Priyanka Gandhi Vadra has endorsed her brother Rahul Gandhi's stand on a non-Gandhi president for the Congress, saying there are plenty of people capable of leading the party, remarks that were carried in a new book which according to the Congress were made in July last year in a different context.
In the book India Tomorrow: Conversations with the Next Generation of Political Leaders, she is quoted as saying that Rahul was her leader and will always be.
Though the book was released recently by Oxford University Press, the Congress said Priyanka's interview was conducted after Rahul stepped down as party president taking responsibility for the 2019 Lok Sabha poll drubbing.
Sonia Gandhi is the interim president of the party and there has been a growing demand in the Congress for return of Rahul as chief.
In the book, which features interviews with young leaders in India, Priyanka told authors Pradeep Chhibber and Harsh Shah, "He (Rahul Gandhi) has said that none of us should be the president of the party and I am in full agreement with him. I think that the party should find its own path also."
Meanwhile, the Congress said the remarks were a year old and made on July 1, 2019 by Priyanka and its context today is to take on the vicious attack on India's polity by the current dispensation and fight it fearlessly.

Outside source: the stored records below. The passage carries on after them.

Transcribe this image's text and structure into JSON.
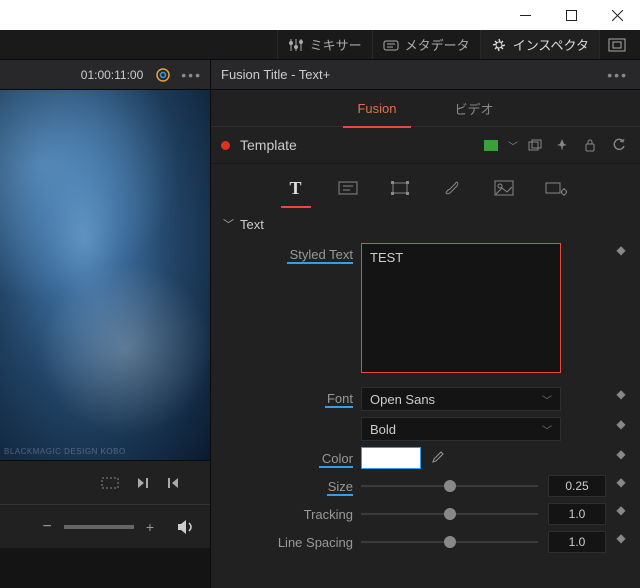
{
  "window": {
    "minimize": "−",
    "maximize": "□",
    "close": "✕"
  },
  "toolbar": {
    "mixer": "ミキサー",
    "metadata": "メタデータ",
    "inspector": "インスペクタ"
  },
  "viewer": {
    "timecode": "01:00:11:00",
    "watermark": "BLACKMAGIC DESIGN KOBO"
  },
  "panel": {
    "title": "Fusion Title - Text+",
    "tabs": {
      "fusion": "Fusion",
      "video": "ビデオ"
    }
  },
  "template": {
    "label": "Template"
  },
  "section": {
    "text": "Text"
  },
  "props": {
    "styled_text": {
      "label": "Styled Text",
      "value": "TEST"
    },
    "font": {
      "label": "Font",
      "value": "Open Sans",
      "weight": "Bold"
    },
    "color": {
      "label": "Color",
      "value": "#ffffff"
    },
    "size": {
      "label": "Size",
      "value": "0.25"
    },
    "tracking": {
      "label": "Tracking",
      "value": "1.0"
    },
    "line_spacing": {
      "label": "Line Spacing",
      "value": "1.0"
    }
  }
}
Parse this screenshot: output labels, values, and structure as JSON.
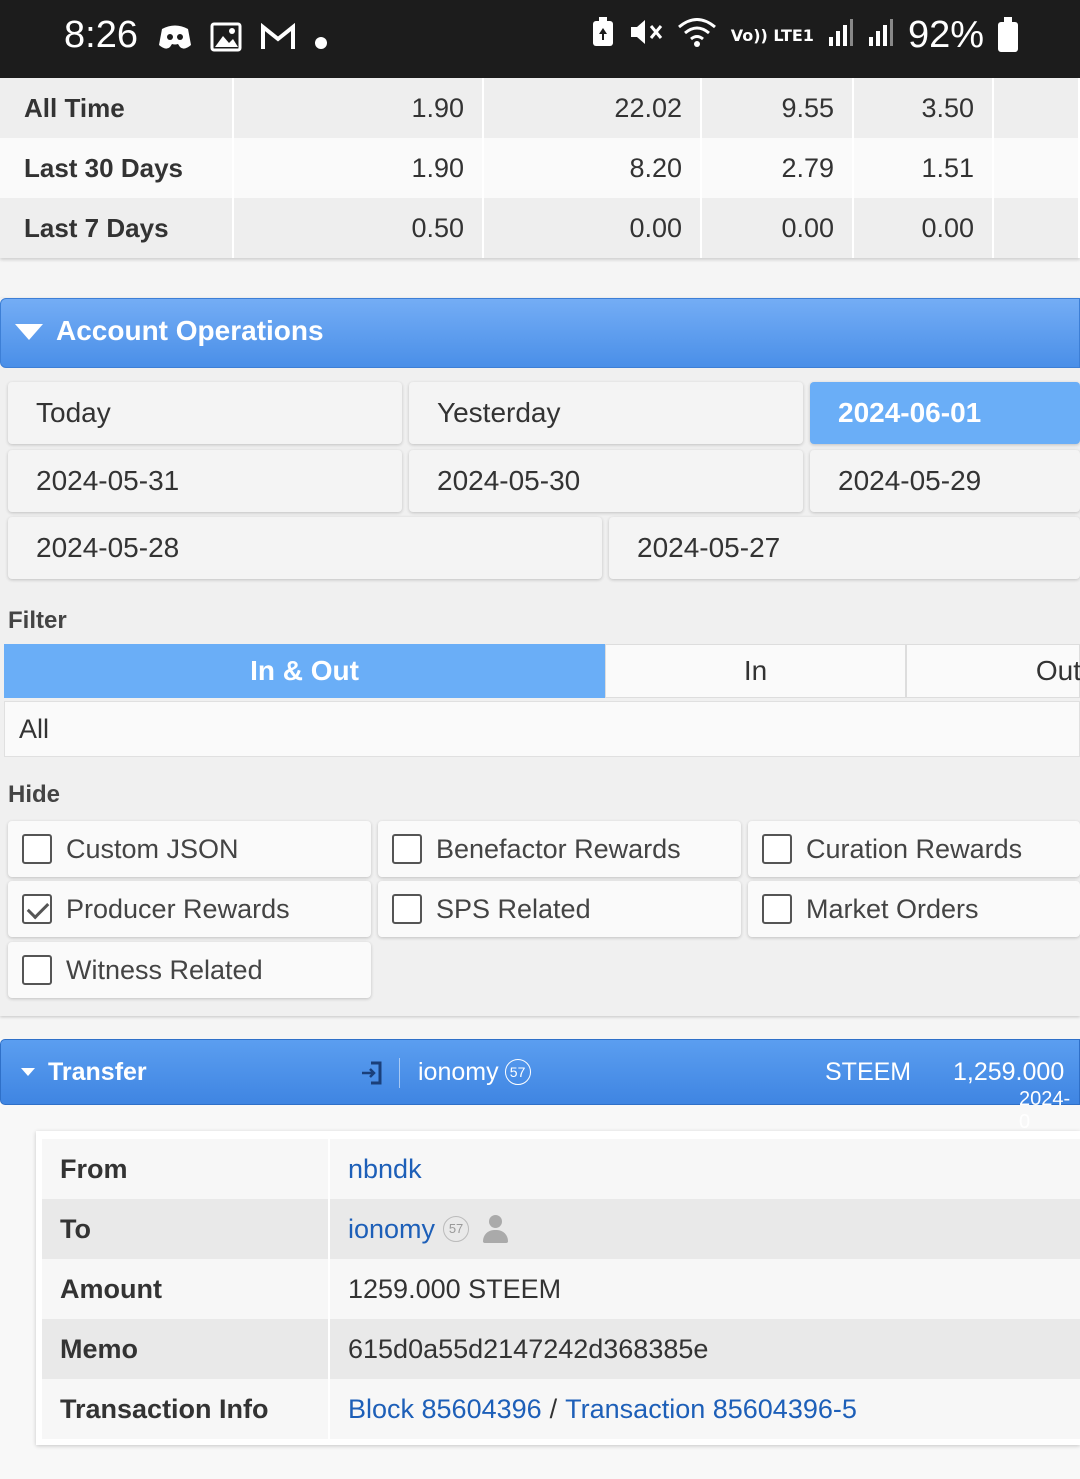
{
  "status_bar": {
    "time": "8:26",
    "left_icons": [
      "discord-icon",
      "image-icon",
      "gmail-icon",
      "dot-icon"
    ],
    "right_icons": [
      "battery-saver-icon",
      "mute-icon",
      "wifi-icon",
      "volte-icon",
      "signal-icon",
      "signal-icon"
    ],
    "network_label": "Vo)) LTE1",
    "battery": "92%"
  },
  "stats": {
    "rows": [
      {
        "label": "All Time",
        "values": [
          "1.90",
          "22.02",
          "9.55",
          "3.50"
        ]
      },
      {
        "label": "Last 30 Days",
        "values": [
          "1.90",
          "8.20",
          "2.79",
          "1.51"
        ]
      },
      {
        "label": "Last 7 Days",
        "values": [
          "0.50",
          "0.00",
          "0.00",
          "0.00"
        ]
      }
    ]
  },
  "ops": {
    "title": "Account Operations",
    "dates": [
      "Today",
      "Yesterday",
      "2024-06-01",
      "2024-05-31",
      "2024-05-30",
      "2024-05-29",
      "2024-05-28",
      "2024-05-27"
    ],
    "active_date": "2024-06-01",
    "filter_label": "Filter",
    "filter_options": [
      "In & Out",
      "In",
      "Out"
    ],
    "filter_active": "In & Out",
    "type_select": "All",
    "hide_label": "Hide",
    "hide_options": [
      {
        "label": "Custom JSON",
        "checked": false
      },
      {
        "label": "Benefactor Rewards",
        "checked": false
      },
      {
        "label": "Curation Rewards",
        "checked": false
      },
      {
        "label": "Producer Rewards",
        "checked": true
      },
      {
        "label": "SPS Related",
        "checked": false
      },
      {
        "label": "Market Orders",
        "checked": false
      },
      {
        "label": "Witness Related",
        "checked": false
      }
    ]
  },
  "transfer": {
    "title": "Transfer",
    "account": "ionomy",
    "reputation": "57",
    "asset": "STEEM",
    "amount": "1,259.000",
    "date_partial": "2024-0",
    "details": {
      "from_label": "From",
      "from": "nbndk",
      "to_label": "To",
      "to": "ionomy",
      "to_rep": "57",
      "amount_label": "Amount",
      "amount": "1259.000 STEEM",
      "memo_label": "Memo",
      "memo": "615d0a55d2147242d368385e",
      "tx_label": "Transaction Info",
      "block": "Block 85604396",
      "separator": "/",
      "transaction": "Transaction 85604396-5"
    }
  },
  "colors": {
    "accent_blue": "#6aaef7",
    "header_blue": "#4a8fe8",
    "link_blue": "#1d5fb8"
  }
}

Party chief spokesperson Randeep Surjewala said millions of Congress workers and leaders have seen that Rahul has led the fight tirelessly, undaunted by setbacks.
"It is this fearlessness and uncompromising courage that the Congress requires, workers respect and nation needs," he said.
In her conversation, Priyanka said the presence of Gandhis in the party would impede the functioning of a non-family president only if her family wanted things to be that way.
"I think it would only undermine somebody if that was the way we wanted to be. But if we wanted to step back and give other people the freedom to take decisions and do anything, I don't see why there should be an encumbrance," she said to a question on Gandhi family's presence in the party and its potential to undermine a non family chief.
Noting that none in her family look at things like that, Priyanka said if there were to be another party president, "He would be my boss. If he tells me tomorrow that he doesn't want me in Uttar Pradesh but wants me to be in Andaman and Nicobar, then I would jolly well go to Andaman and Nicobar."
"It depends on me - I could say 'sorry I don't care, I'm going to do what I want. But, I don't think that any of us have that attitude. I think that we actually believe in the democratization of our party," she added.
On her and Rahul's role going forward, Priyanka is quoted as saying, "If we could enable that process of actually empowering other young people to participate and become leaders, then we would have achieved something. I see that as my role."
She said Rahul in his resignation letter post the 2019 Lok Sabha polls had said that he thinks he should take responsibility for the last election.
Asked if she could assume leadership role in the Congress, Priyanka said her brother is her leader and will always be.
"Firstly, I would like to say that, to me, my brother is my leader and he will always be. Secondly, I see hundreds of people in UP and in different parts of the country who are very well equipped to fight the BJP. There are young and good enough leaders. I cannot tell the future, I do not know what is going to happen in the future. But, I think there are plenty of people who are capable to lead the party as well," she said.
Praising Rahul, Priyanka said her brother had done a lot of work to democratise the party and had conducted elections in the Youth Congress and National Students' Union of India because he wanted to facilitate new and younger talent in the party.
"In fact, oddly enough, he was attacked from within his party for it," she said.
To a query on whether she would give a shot at leadership if Rahul decides to stay away, Priyanka said she has her work cut out in UP where she has her hands full.
"It is an immense task, if we do manage to revive the party in UP, it will actually do a lot to the party in the rest of the country as well. It's a huge task," she said.
"I am at ground zero, and it is going to take a lot of time, a lot of focus, and frankly, I am quite happy doing it. I really do believe that if we do manage to build there it will be a huge contribution to the party. So, I feel that I would like to focus there and put my head down and work hard there," she added.
On whether the Congress has lost its independent ideological vision that once distinguished it from other regional parties and what needed to be done to present an alternative vision for India, the Congress general secretary said the party has a clear ideology but that ideology has not been communicated with the same clarity to the public in a long time.
"I think part of that issue is perhaps the internal shift of some of the leaders of the Congress party towards the end of the last government where the ideological stances were diluted to some extent," she said, adding that there was not much clarity as there might have been earlier.
Priyanka noted that there are different energies in the Congress party which has leaders who lean to the right, to the Left and those who are more towards the centre.
"It is not like the BJP where everything is uniform thought. There is space in the Congress party for different kinds of thinking, and it all comes together and everybody discusses and moves forward. I think where we might have failed is in the public articulation of that ideology," she noted.
Asked how she would like her to be remembered once she retires, she said "I am anti-legacy. I just do not believe in it."
Priyanka noted that she is in politics not because she has a legacy to preserve but because she believes that she better not ignore the privileges she has and do something.
"I think kids should not have a legacy. We should not leave them with a legacy of good or legacy of bad. They should be free. And therefore, I frankly need not be remembered," she said.